MAGISTRATES COURT of TASMANIA
CORONIAL DIVISION Record of Investigation into Death (Without Inquest) Coroners Act 1995 Coroners Rules 2006 Rule 11 I, Olivia McTaggart, Coroner, having investigated the death of Zena Kay Penney Find, pursuant to Section 28(1) of the Coroners Act 1995, that a) The identity of the deceased is Zena Kay Penney, date of birth 1 March 1937.
b) Mrs Penney was 86 years of age, widowed and lived alone in Adventure Bay, Bruny Island. She has two adult sons. Mrs Penney had been in good physical and mental health for most of her life. However, in May 2021, she underwent a coronary artery bypass graft and aortic valve replacement due to heart disease.
She recovered well from the surgery. Mrs Penney was capable and self-reliant in her activities of daily living, and received some limited domestic support. She was the holder of a driver’s licence, although her fitness to drive was undergoing assessment by the Registrar of Motor Vehicles at the time of her death. This assessment was precipitated by Mrs Penney crashing her car into a vehicle in front of her on the Channel Highway in Margate on 22 February 2023. Mrs Penney attended her doctor on 24 March 2023 as part of her Medical Fitness to Drive Assessment. Her doctor advised her that she should, until the assessment was completed, limit her driving to Bruny Island only. The official notice from the Registrar of Motor Vehicles imposing this interim driving restriction was sent to Mrs Penney on 29 March 2023 and it is unlikely that she received it prior to her death.
On 30 March 2023 Mrs Penney drove her Holden Barina hatch from her home to Kingston to undertake errands. Nothing about her driving or use of the island ferry was untoward. The evidence indicates that Mrs Penney, when returning home from her trip, travelled south on the Main Road and drove over “The Neck” separating North and South Bruny. At 12.46pm, shortly after driving over The Neck, Mrs Penney’s vehicle left the sealed roadway and travelled on to the left hand side road verge before crashing into a large tree. Her vehicle sustained extensive damage to the front. Although no one witnessed the crash, motorists
came upon the scene and provided assistance before the imminent arrival of the ambulance. The attending paramedics declared her deceased. Police officers attended the scene and commenced an investigation.
The evidence in the investigation, including specialist crash analysis, allows me to conclude that Mrs Penney was travelling at 85 km/h immediately before the crash, below the speed limit of 90 km/h. The evidence also indicates that she did not apply her brakes or accelerator before the crash. She was wearing her seatbelt and her vehicle was in roadworthy condition. The road and weather conditions played no part in the crash. No other vehicle or person was involved.
c) Following autopsy, the State Forensic Pathologist concluded that Mrs Penney died as a result of multiple injuries, including injuries to the chest, pelvis and right lower limb. In his affidavit, the State Forensic Pathologist stated that Mrs Penney may have suffered a cardiac arrhythmia (which may not have been life-threatening) causing her to drive off the road and crash her vehicle. However, he was not able to state positively that such a medical event occurred. Upon the evidence, it is also possible that fatigue or distraction may have caused the crash. I am not able to positively determine the reason why the crash occurred but I am satisfied that Mrs Penney died as a result of sustaining serious injuries as a result of it.

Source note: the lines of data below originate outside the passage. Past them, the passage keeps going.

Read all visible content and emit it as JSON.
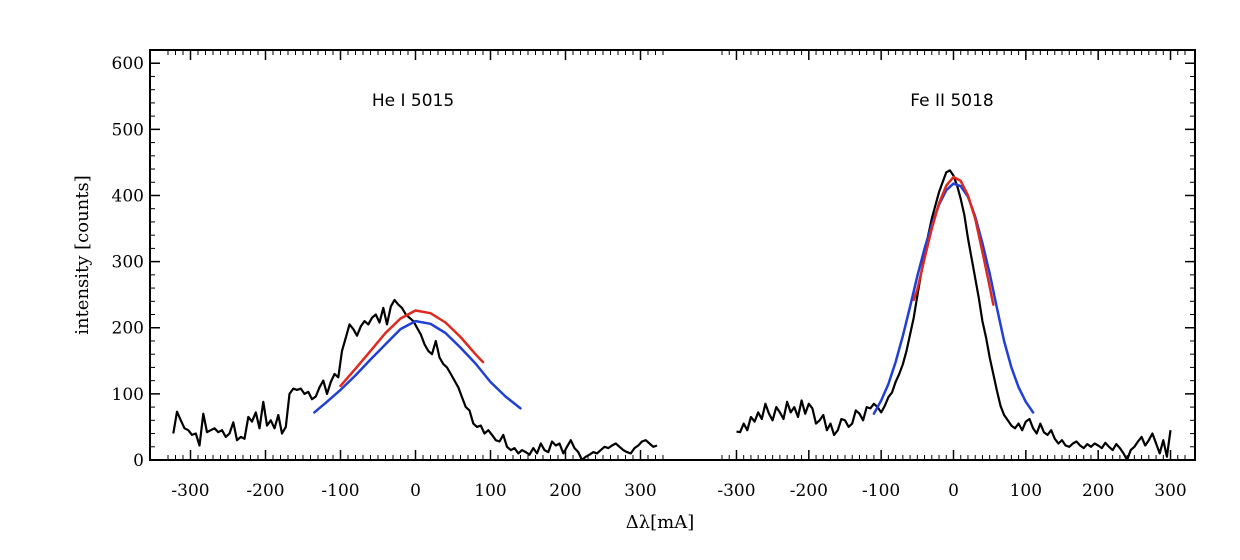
{
  "chart_data": {
    "type": "line",
    "xlabel": "Δλ[mA]",
    "ylabel": "intensity [counts]",
    "ylim": [
      0,
      620
    ],
    "yticks": [
      0,
      100,
      200,
      300,
      400,
      500,
      600
    ],
    "grid": false,
    "colors": {
      "data": "#000000",
      "fit_blue": "#1f3fd6",
      "fit_red": "#e0281e"
    },
    "panels": [
      {
        "name": "He I 5015",
        "xlim": [
          -330,
          330
        ],
        "xticks": [
          -300,
          -200,
          -100,
          0,
          100,
          200,
          300
        ],
        "x": [
          -323,
          -318,
          -313,
          -308,
          -303,
          -298,
          -293,
          -288,
          -283,
          -278,
          -273,
          -268,
          -263,
          -258,
          -253,
          -248,
          -243,
          -238,
          -233,
          -228,
          -223,
          -218,
          -213,
          -208,
          -203,
          -198,
          -193,
          -188,
          -183,
          -178,
          -173,
          -168,
          -163,
          -158,
          -153,
          -148,
          -143,
          -138,
          -133,
          -128,
          -123,
          -118,
          -113,
          -108,
          -103,
          -98,
          -93,
          -88,
          -83,
          -78,
          -73,
          -68,
          -63,
          -58,
          -53,
          -48,
          -43,
          -38,
          -33,
          -28,
          -23,
          -18,
          -13,
          -8,
          -3,
          2,
          7,
          12,
          17,
          22,
          27,
          32,
          37,
          42,
          47,
          52,
          57,
          62,
          67,
          72,
          77,
          82,
          87,
          92,
          97,
          102,
          107,
          112,
          117,
          122,
          127,
          132,
          137,
          142,
          147,
          152,
          157,
          162,
          167,
          172,
          177,
          182,
          187,
          192,
          197,
          202,
          207,
          212,
          217,
          222,
          227,
          232,
          237,
          242,
          247,
          252,
          257,
          262,
          267,
          272,
          277,
          282,
          287,
          292,
          297,
          302,
          307,
          312,
          317,
          322
        ],
        "values": [
          40,
          73,
          60,
          48,
          45,
          38,
          40,
          22,
          70,
          42,
          45,
          48,
          42,
          45,
          35,
          40,
          57,
          30,
          35,
          32,
          65,
          58,
          72,
          48,
          88,
          52,
          60,
          48,
          68,
          40,
          50,
          100,
          108,
          106,
          108,
          100,
          103,
          92,
          96,
          110,
          120,
          100,
          118,
          130,
          125,
          165,
          185,
          205,
          198,
          188,
          202,
          210,
          205,
          215,
          220,
          208,
          230,
          205,
          232,
          242,
          235,
          230,
          220,
          215,
          210,
          200,
          190,
          175,
          165,
          160,
          180,
          155,
          145,
          140,
          130,
          120,
          110,
          95,
          80,
          75,
          55,
          50,
          52,
          40,
          45,
          38,
          30,
          28,
          38,
          20,
          15,
          18,
          10,
          15,
          12,
          8,
          18,
          10,
          25,
          15,
          12,
          28,
          22,
          25,
          10,
          20,
          30,
          18,
          12,
          0,
          5,
          8,
          12,
          10,
          15,
          20,
          18,
          22,
          25,
          20,
          15,
          12,
          10,
          18,
          22,
          28,
          30,
          25,
          20,
          22
        ]
      },
      {
        "name": "Fe II 5018",
        "xlim": [
          -320,
          320
        ],
        "xticks": [
          -300,
          -200,
          -100,
          0,
          100,
          200,
          300
        ],
        "x": [
          -300,
          -295,
          -290,
          -285,
          -280,
          -275,
          -270,
          -265,
          -260,
          -255,
          -250,
          -245,
          -240,
          -235,
          -230,
          -225,
          -220,
          -215,
          -210,
          -205,
          -200,
          -195,
          -190,
          -185,
          -180,
          -175,
          -170,
          -165,
          -160,
          -155,
          -150,
          -145,
          -140,
          -135,
          -130,
          -125,
          -120,
          -115,
          -110,
          -105,
          -100,
          -95,
          -90,
          -85,
          -80,
          -75,
          -70,
          -65,
          -60,
          -55,
          -50,
          -45,
          -40,
          -35,
          -30,
          -25,
          -20,
          -15,
          -10,
          -5,
          0,
          5,
          10,
          15,
          20,
          25,
          30,
          35,
          40,
          45,
          50,
          55,
          60,
          65,
          70,
          75,
          80,
          85,
          90,
          95,
          100,
          105,
          110,
          115,
          120,
          125,
          130,
          135,
          140,
          145,
          150,
          155,
          160,
          165,
          170,
          175,
          180,
          185,
          190,
          195,
          200,
          205,
          210,
          215,
          220,
          225,
          230,
          235,
          240,
          245,
          250,
          255,
          260,
          265,
          270,
          275,
          280,
          285,
          290,
          295,
          300
        ],
        "values": [
          43,
          42,
          55,
          45,
          65,
          58,
          72,
          62,
          85,
          70,
          60,
          80,
          72,
          62,
          88,
          72,
          80,
          65,
          90,
          70,
          85,
          78,
          55,
          60,
          68,
          45,
          55,
          38,
          45,
          62,
          60,
          50,
          55,
          75,
          70,
          60,
          80,
          78,
          85,
          80,
          72,
          82,
          95,
          102,
          118,
          130,
          145,
          165,
          190,
          215,
          248,
          280,
          310,
          340,
          365,
          385,
          405,
          420,
          435,
          438,
          430,
          415,
          395,
          370,
          335,
          305,
          275,
          245,
          210,
          185,
          155,
          130,
          105,
          82,
          68,
          60,
          52,
          48,
          55,
          45,
          58,
          62,
          48,
          40,
          55,
          42,
          38,
          45,
          32,
          25,
          30,
          22,
          20,
          25,
          28,
          22,
          18,
          24,
          20,
          25,
          22,
          18,
          26,
          20,
          15,
          24,
          18,
          10,
          0,
          15,
          20,
          28,
          35,
          22,
          30,
          40,
          25,
          10,
          30,
          5,
          45
        ],
        "fit_blue": {
          "x": [
            -110,
            -100,
            -90,
            -80,
            -70,
            -60,
            -50,
            -40,
            -30,
            -20,
            -10,
            0,
            10,
            20,
            30,
            40,
            50,
            60,
            70,
            80,
            90,
            100,
            110
          ],
          "values": [
            70,
            90,
            115,
            148,
            188,
            232,
            278,
            320,
            356,
            386,
            408,
            418,
            414,
            398,
            368,
            328,
            282,
            230,
            180,
            140,
            110,
            88,
            72
          ]
        },
        "fit_red": {
          "x": [
            -55,
            -50,
            -40,
            -30,
            -20,
            -10,
            0,
            10,
            20,
            30,
            40,
            50,
            55
          ],
          "values": [
            242,
            258,
            305,
            350,
            388,
            415,
            428,
            422,
            400,
            365,
            315,
            262,
            235
          ]
        }
      }
    ],
    "he_fit_blue": {
      "x": [
        -135,
        -120,
        -100,
        -80,
        -60,
        -40,
        -20,
        0,
        20,
        40,
        60,
        80,
        100,
        120,
        140
      ],
      "values": [
        72,
        86,
        106,
        128,
        152,
        175,
        198,
        210,
        206,
        192,
        170,
        146,
        118,
        96,
        78
      ]
    },
    "he_fit_red": {
      "x": [
        -100,
        -80,
        -60,
        -40,
        -20,
        0,
        20,
        40,
        60,
        80,
        90
      ],
      "values": [
        112,
        138,
        165,
        192,
        214,
        226,
        222,
        208,
        186,
        160,
        148
      ]
    }
  }
}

d) Mrs Penney died on 30 March 2023 at South Bruny, Tasmania.
In making the above findings, I have had regard to the evidence gained in the investigation into Mrs Penney’s death. The evidence includes:
• The Police Report of Death for the Coroner;
• Affidavits verifying identity;
• Affidavit of the State Forensic Pathologist who conducted the autopsy;
• Toxicology report of Forensic Science Service Tasmania;
• Tasmanian Ambulance Service records;
• Tasmanian Health Service records;
• Ochre Medical Centre general practitioner records for Mrs Penney;
• Affidavit Scott Penney, son of Mrs Penney;
• Affidavits of five witnesses who attend the scene of the crash;
• Affidavit of an employee of SeaLink Ferry Service and associated CCTV footage of Mrs Penney before the crash;
• Affidavits of four attending and investigating police officers, including crash investigation analysis and data, photographs and body worn camera footage of the scene;
• Affidavit of Transport Inspector, Noel Clark, regarding the condition of Mrs Penney’s vehicle; and
• Documentation from Department of State Growth regarding Mrs Penney’s driver’s licence.
Comments and Recommendations I extend my appreciation to investigating officers Senior Constable Leonie Ridge and Senior Constable Jimi Morris for their investigation and for their respective reports.
The circumstances of Mrs Penney’s death are not such as to require me to make any comments or recommendations pursuant to Section 28 of the Coroners Act 1995.
I convey my sincere condolences to the family and loved ones of Mrs Penney.
Dated: 13 March 2024 at Hobart, in the State of Tasmania.